Sierra Leone-focused iron ore miner African Minerals has obtained $248m in cash through an agreement with its Chinese partner, Shandong Iron and Steel Group, that has also seen its chief executive resign, following losses of around 90% loss in the company’s share value this year.

Under the agreement with the Chinese steelmaker, the company will gain immediate access to $284m for its sole project – the Tonkolili mine in Sierra Leone – investing a sum that had already been earmarked for the second phase of the project’s expansion.

A statement from the company noted that, “both shareholders have agreed to access the funds in the Hong Kong joint project account … not only for construction capital, but also for general working capital purposes, with immediate effect.”
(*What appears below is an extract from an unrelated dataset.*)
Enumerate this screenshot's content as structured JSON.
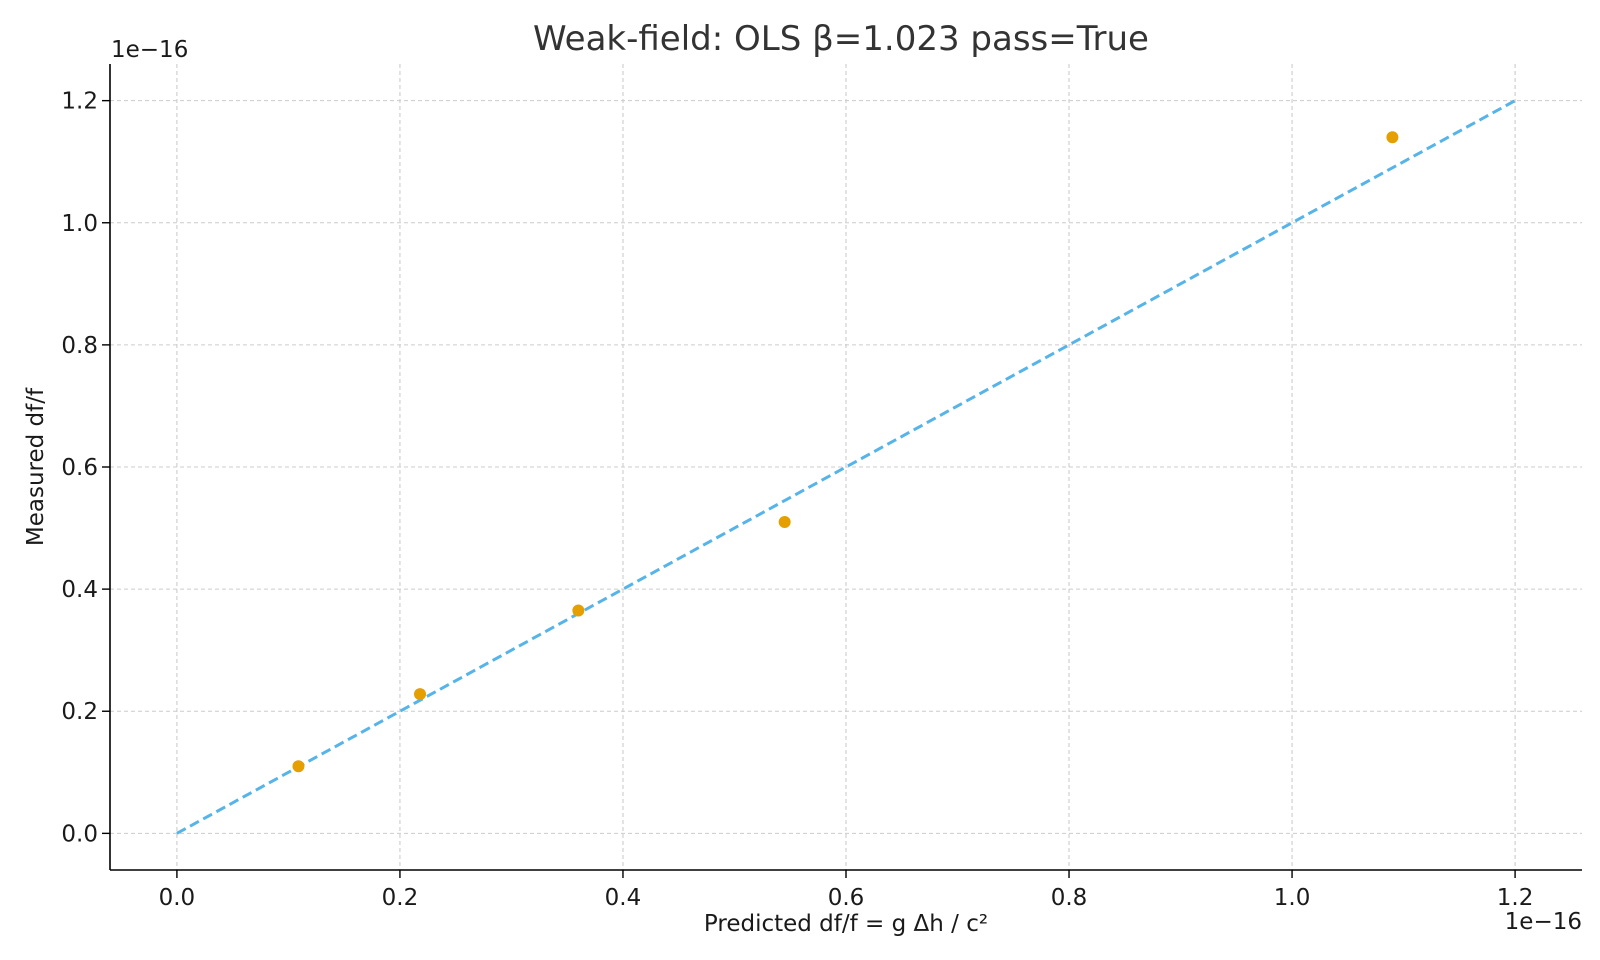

Access to the funds will significantly aid African Minerals, particularly as it struggles with lower iron ore prices. However, in allowing access to the funds Shandong did request management changes, leading to the resignation of Bernard Pryor as CEO, and the appointment of Alan Watling in his place.
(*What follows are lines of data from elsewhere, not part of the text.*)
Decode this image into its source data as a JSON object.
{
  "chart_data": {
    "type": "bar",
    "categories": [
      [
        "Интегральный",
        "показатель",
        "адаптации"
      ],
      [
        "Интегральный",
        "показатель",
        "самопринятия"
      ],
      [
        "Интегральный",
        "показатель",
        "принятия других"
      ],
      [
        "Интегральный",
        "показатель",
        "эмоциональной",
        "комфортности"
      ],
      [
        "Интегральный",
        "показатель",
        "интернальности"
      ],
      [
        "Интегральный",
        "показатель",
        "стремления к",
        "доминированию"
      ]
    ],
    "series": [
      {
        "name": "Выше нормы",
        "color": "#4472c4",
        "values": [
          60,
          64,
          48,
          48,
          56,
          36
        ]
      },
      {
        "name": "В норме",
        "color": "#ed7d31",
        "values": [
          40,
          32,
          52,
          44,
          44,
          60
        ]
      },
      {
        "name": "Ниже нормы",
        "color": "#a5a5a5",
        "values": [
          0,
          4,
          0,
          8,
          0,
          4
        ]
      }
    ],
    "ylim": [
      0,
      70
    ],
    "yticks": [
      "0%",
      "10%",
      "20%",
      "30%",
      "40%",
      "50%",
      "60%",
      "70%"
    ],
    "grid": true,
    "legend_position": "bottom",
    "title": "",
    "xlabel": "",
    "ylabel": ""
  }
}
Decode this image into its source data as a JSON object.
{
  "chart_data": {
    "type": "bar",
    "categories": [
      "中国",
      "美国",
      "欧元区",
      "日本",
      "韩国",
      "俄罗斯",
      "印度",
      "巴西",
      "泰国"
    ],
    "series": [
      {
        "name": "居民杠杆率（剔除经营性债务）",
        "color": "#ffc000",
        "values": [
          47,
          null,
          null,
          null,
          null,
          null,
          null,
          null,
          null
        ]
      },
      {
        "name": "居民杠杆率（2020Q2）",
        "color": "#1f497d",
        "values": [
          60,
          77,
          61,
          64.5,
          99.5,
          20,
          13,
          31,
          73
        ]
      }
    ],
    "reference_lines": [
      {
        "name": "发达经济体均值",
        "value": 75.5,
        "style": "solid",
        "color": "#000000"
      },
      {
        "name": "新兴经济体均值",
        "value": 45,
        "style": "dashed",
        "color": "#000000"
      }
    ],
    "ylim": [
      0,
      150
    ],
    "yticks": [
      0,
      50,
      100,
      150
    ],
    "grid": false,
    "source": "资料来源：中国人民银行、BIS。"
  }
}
The Chinese group also requested that the project’s financial and operational management be separated from that of African Minerals, potentially increasing its influence. Shandong Iron and Steel Group holds a 25% stake in Tonkolili, while African Minerals holds the rest.

Roger Liddell, a senior director at African Minerals, said: “The last few weeks have thrown up a perfect storm of low iron ore prices and heightened concern over the serious Ebola virus disease … the second quarter has seen our received price fall, putting pressure on our working capital requirement.”

He also reiterated its production guidance of 16 to 18 million tonnes for 2014, with C1 cash costs (on-site costs and general expenses) in the range $34-36 per tonne, adding, “the wet season has started aggressively, but we are pleased to report that production and export sales have been unaffected, with nine million tonnes already exported in the first half of the year.”